彼女はアルガントムの、表情のない顔をまっすぐに見つめた。
「ですから、最初の仕事を命じるとすれば――私が世界を知る、その手伝いをしてください」
「具体的には?」
「そうですね、とりあえず旅にでもでましょうか。王都の中にいたのでは、何かと不都合です。あなたは国王殺しの大罪人で、私は一部の兵たちに外を歩いているのを見つかればこの部屋に連れ戻される運命の身」
ついでに天使も街中にいては目立つ、と。
少なくとも王都に自分たちがのびのびと動ける場所はない、というのがラトリナの答えだ。
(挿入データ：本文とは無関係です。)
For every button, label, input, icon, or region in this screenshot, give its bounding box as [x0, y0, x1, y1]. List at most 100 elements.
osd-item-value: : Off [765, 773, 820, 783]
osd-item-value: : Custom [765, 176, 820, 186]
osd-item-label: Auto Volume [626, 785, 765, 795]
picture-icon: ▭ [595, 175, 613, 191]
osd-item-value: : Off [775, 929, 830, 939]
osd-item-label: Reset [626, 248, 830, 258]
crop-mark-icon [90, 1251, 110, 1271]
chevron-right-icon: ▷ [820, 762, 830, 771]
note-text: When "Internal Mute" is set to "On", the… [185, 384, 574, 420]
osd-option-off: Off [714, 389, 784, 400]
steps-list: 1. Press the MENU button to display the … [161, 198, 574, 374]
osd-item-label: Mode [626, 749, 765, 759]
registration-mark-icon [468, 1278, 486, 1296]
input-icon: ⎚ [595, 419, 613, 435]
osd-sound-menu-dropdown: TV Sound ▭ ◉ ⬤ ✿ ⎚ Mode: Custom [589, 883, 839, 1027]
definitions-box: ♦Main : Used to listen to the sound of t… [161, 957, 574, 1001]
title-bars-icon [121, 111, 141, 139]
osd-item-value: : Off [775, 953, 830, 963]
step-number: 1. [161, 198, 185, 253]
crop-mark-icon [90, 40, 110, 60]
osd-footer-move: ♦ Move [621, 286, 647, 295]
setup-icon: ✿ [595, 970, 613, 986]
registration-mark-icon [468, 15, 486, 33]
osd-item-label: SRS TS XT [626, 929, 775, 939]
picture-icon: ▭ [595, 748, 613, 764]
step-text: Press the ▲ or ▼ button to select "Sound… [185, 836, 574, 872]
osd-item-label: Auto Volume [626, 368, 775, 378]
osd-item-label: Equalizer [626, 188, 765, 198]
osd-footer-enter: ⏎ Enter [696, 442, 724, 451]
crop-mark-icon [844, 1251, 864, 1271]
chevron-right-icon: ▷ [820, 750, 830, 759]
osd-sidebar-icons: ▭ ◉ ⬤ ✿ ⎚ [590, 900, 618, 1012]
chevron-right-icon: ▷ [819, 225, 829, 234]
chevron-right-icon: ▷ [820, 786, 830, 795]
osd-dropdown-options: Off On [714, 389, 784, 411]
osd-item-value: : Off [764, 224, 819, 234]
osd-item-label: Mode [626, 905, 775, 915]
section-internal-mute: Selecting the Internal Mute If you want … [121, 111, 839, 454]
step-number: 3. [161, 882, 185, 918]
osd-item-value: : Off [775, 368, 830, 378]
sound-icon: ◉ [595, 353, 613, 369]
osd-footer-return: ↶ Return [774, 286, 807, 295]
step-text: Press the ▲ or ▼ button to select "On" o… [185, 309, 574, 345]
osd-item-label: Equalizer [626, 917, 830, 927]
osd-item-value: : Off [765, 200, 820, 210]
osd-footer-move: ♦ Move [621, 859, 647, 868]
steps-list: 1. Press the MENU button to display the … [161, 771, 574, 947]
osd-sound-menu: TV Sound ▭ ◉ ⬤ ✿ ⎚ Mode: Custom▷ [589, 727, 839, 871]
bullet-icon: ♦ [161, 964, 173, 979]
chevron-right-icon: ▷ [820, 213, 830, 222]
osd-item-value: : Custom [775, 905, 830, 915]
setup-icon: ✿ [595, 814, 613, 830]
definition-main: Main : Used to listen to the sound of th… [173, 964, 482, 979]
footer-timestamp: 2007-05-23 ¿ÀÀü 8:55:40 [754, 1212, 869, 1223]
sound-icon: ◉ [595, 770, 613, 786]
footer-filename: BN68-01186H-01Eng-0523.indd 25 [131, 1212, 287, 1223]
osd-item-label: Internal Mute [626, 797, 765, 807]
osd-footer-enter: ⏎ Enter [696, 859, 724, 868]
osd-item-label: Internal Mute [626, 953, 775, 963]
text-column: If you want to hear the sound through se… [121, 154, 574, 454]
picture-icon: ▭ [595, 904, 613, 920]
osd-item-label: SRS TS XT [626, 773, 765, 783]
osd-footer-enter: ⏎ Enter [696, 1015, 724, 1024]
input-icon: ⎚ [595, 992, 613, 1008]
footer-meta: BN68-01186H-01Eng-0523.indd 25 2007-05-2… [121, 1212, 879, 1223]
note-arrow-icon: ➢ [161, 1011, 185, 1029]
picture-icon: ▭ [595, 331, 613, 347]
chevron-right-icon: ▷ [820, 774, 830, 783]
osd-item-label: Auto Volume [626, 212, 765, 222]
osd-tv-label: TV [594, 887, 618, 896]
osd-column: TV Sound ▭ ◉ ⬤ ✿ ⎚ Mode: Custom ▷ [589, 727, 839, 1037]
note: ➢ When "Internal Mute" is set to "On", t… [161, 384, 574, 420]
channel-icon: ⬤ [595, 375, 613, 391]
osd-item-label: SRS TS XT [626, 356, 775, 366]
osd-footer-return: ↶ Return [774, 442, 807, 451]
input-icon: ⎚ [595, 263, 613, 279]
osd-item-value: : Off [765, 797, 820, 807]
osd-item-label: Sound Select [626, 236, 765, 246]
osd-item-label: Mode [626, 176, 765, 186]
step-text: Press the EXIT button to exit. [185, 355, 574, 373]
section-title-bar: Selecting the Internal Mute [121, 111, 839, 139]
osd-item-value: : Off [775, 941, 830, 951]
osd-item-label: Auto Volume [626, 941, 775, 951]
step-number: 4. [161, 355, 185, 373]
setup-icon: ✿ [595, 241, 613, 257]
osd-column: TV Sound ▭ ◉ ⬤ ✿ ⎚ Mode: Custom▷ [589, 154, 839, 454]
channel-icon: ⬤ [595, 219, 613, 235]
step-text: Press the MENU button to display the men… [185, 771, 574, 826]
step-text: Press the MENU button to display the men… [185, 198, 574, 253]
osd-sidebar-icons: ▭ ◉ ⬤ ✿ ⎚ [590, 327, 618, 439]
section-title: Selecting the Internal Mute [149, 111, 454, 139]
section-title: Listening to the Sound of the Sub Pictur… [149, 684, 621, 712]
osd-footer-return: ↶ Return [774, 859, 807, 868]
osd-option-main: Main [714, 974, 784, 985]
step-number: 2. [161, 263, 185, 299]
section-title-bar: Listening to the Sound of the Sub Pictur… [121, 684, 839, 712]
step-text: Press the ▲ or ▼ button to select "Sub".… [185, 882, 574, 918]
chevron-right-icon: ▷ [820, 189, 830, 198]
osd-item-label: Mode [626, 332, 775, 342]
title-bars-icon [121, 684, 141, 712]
「ですので、少し離れた土地に行って……まずはそこから少しずつ世界を広げていこうかと」
「驚くほど無計画だが大丈夫なのか?」
「ダメだと思うので、そこで大丈夫になるようにあなたが働いてください」
「……なんというか俺も計画性とか頭の良さとか礼儀とか様々なものとは無縁なヤツだと自覚してはいるんだが、君も相当だな」
「ふふ、私はそういう女のようです。さてアルガントム、この契約を受けてくれますか?」
仕事はラトリナの部下として色々な雑務をこなせ。
報酬は――果たして報酬といっていいのか――ラトリナを殺しすらしても構わないという、彼女自身の生殺与奪の権利。
アルガントムは自らに問う。
依頼とその報酬、果たして自分はそれに納得しているのかと。
わからない。
それを判断できるほどの材料を、アルガントムは自分の中に持っていない。
だが。
「――わかった。受けよう」
答えて頷く。
目の前の少女や、彼女のふらふらとした目的を、なんとなく嫌いなものじゃないと感じたから。